If we take a look at the approach that other automakers, other than Tesla, take to ensure that their vehicles’ drivers pay adequate attention to the road, they use infrared technology that closely monitors the head positions of the drivers along with the movements of their eyes. These systems are called closed-loop systems, and big automobile manufacturers, such as Subaru, GM, Ford, and BMW, utilize them to carry out the same purpose almost as effectively as Tesla. This closed-loop approach certainly does not present the same data privacy concerns as recording and transmission of video and data does because whenever a video gets recorded, there is always a way to access it in the future.
“There may be legal protections around who can access it and how, but there’s always the possibility that insurance companies, police, regulators, and other parties in accidents will be able to obtain that data.”
– John Davisson, Senior counsel at Electronic Privacy Information Center (EPIC)
Along with these foreseeable use cases, Davisson also warned about cybercriminals and ill-meaning actors accessing recorded data or video footage, as well as Tesla either selling it or using it for purposes other than just research for safety.
Driving monitoring systems are all set to become a mandatory component of all vehicles from 2023 onwards, according to Europe’s Euro NCAP program regarding automotive safety. However, the program is looking for real-time monitoring of drivers’ attention on the road that can alert them at sensing distracted demeanor and not record or transmit any information about the driver. Currently, several Tesla cars are equipped with a real-time monitoring system that gauges drivers’ attention through the pressure on the steering wheel. Experts call it useless and say that it can be easily tricked and that just because a driver has their hands on the steering cannot imply that they are focused on driving.
You Can Always Opt-Out, But Is It Helpful?

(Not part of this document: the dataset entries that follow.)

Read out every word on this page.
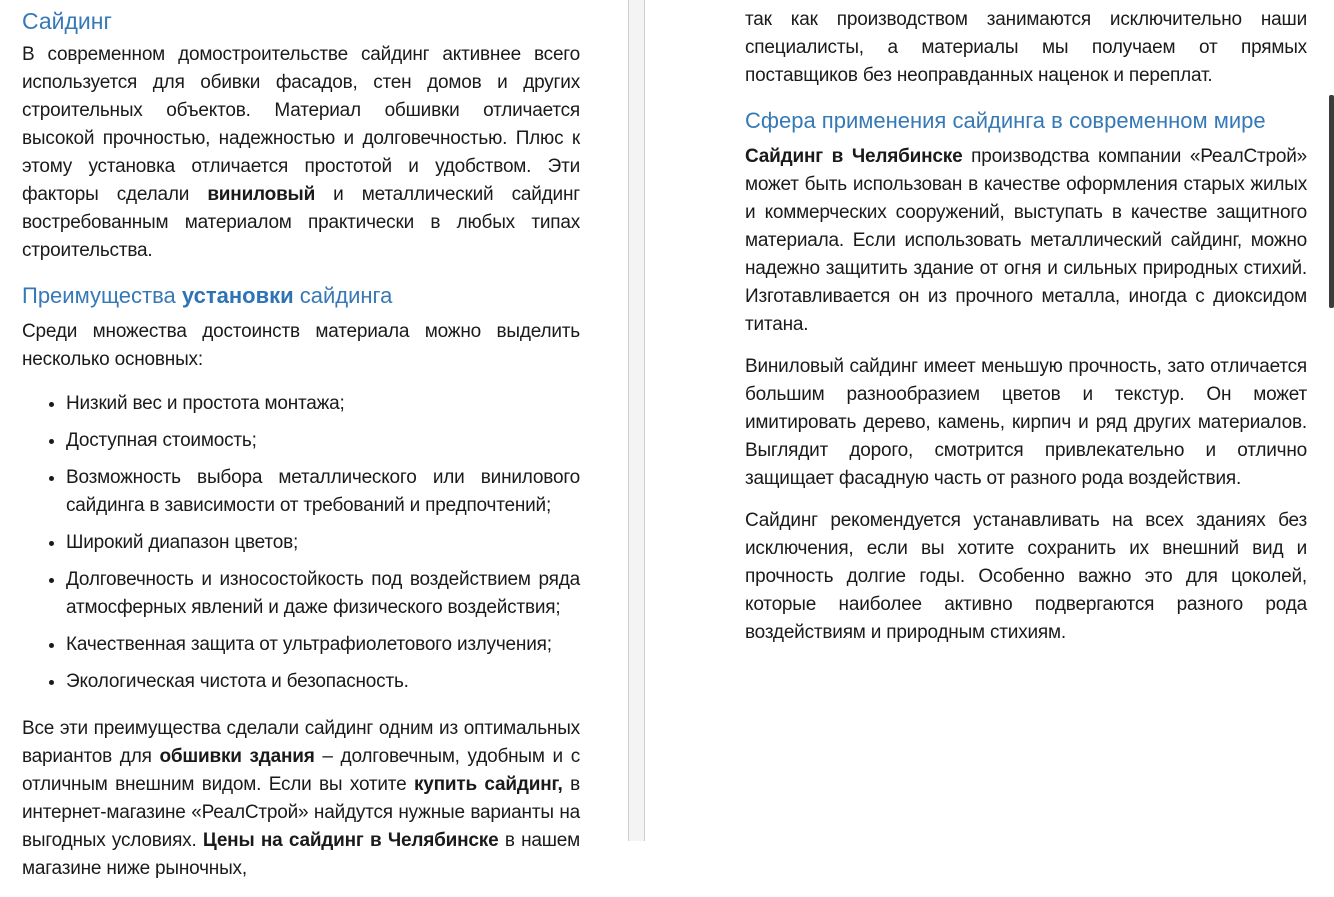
Сайдинг

В современном домостроительстве сайдинг активнее всего используется для обивки фасадов, стен домов и других строительных объектов. Материал обшивки отличается высокой прочностью, надежностью и долговечностью. Плюс к этому установка отличается простотой и удобством. Эти факторы сделали виниловый и металлический сайдинг востребованным материалом практически в любых типах строительства.

Преимущества установки сайдинга

Среди множества достоинств материала можно выделить несколько основных:

• Низкий вес и простота монтажа;
• Доступная стоимость;
• Возможность выбора металлического или винилового сайдинга в зависимости от требований и предпочтений;
• Широкий диапазон цветов;
• Долговечность и износостойкость под воздействием ряда атмосферных явлений и даже физического воздействия;
• Качественная защита от ультрафиолетового излучения;
• Экологическая чистота и безопасность.

Все эти преимущества сделали сайдинг одним из оптимальных вариантов для обшивки здания – долговечным, удобным и с отличным внешним видом. Если вы хотите купить сайдинг, в интернет-магазине «РеалСтрой» найдутся нужные варианты на выгодных условиях. Цены на сайдинг в Челябинске в нашем магазине ниже рыночных,

так как производством занимаются исключительно наши специалисты, а материалы мы получаем от прямых поставщиков без неоправданных наценок и переплат.

Сфера применения сайдинга в современном мире

Сайдинг в Челябинске производства компании «РеалСтрой» может быть использован в качестве оформления старых жилых и коммерческих сооружений, выступать в качестве защитного материала. Если использовать металлический сайдинг, можно надежно защитить здание от огня и сильных природных стихий. Изготавливается он из прочного металла, иногда с диоксидом титана.

Виниловый сайдинг имеет меньшую прочность, зато отличается большим разнообразием цветов и текстур. Он может имитировать дерево, камень, кирпич и ряд других материалов. Выглядит дорого, смотрится привлекательно и отлично защищает фасадную часть от разного рода воздействия.

Сайдинг рекомендуется устанавливать на всех зданиях без исключения, если вы хотите сохранить их внешний вид и прочность долгие годы. Особенно важно это для цоколей, которые наиболее активно подвергаются разного рода воздействиям и природным стихиям.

Owners of Tesla cars are given a choice by the company to “protect” their data privacy by opting out of the transmittance of their in-car videos. However, in most cases, the owners of the vehicles that opt-in for the option do not know the extent to which their information is being shared. And Tesla’s claim that the footage that gets transmitted is not paired with the identification number of the vehicle does not lessen the severity of the case as the faces of the drivers and passengers of the vehicles are visible in the footage. And what if a driver consents to be recorded, but a passenger sitting in their car does not? Furthermore, the fact that the automaker is able to make responses to drivers in its Full Self-Driving beta and the company having the ability to remove a participant from the program makes it clear that at least those cars are very identifiable.
Our Final Thoughts
There is no denying the fact that advanced features in vehicles offer great utility and huge benefits to people. However, there is a strong need for laws to ensure that automotive companies keep their bottom line behind people’s data privacy. Currently, the way Tesla is programming its in-car cameras underscores the importance of sensible and strong consumer data privacy protections and rules. It is possible that many reasons for which Tesla uses these cameras are unforeseen as of yet.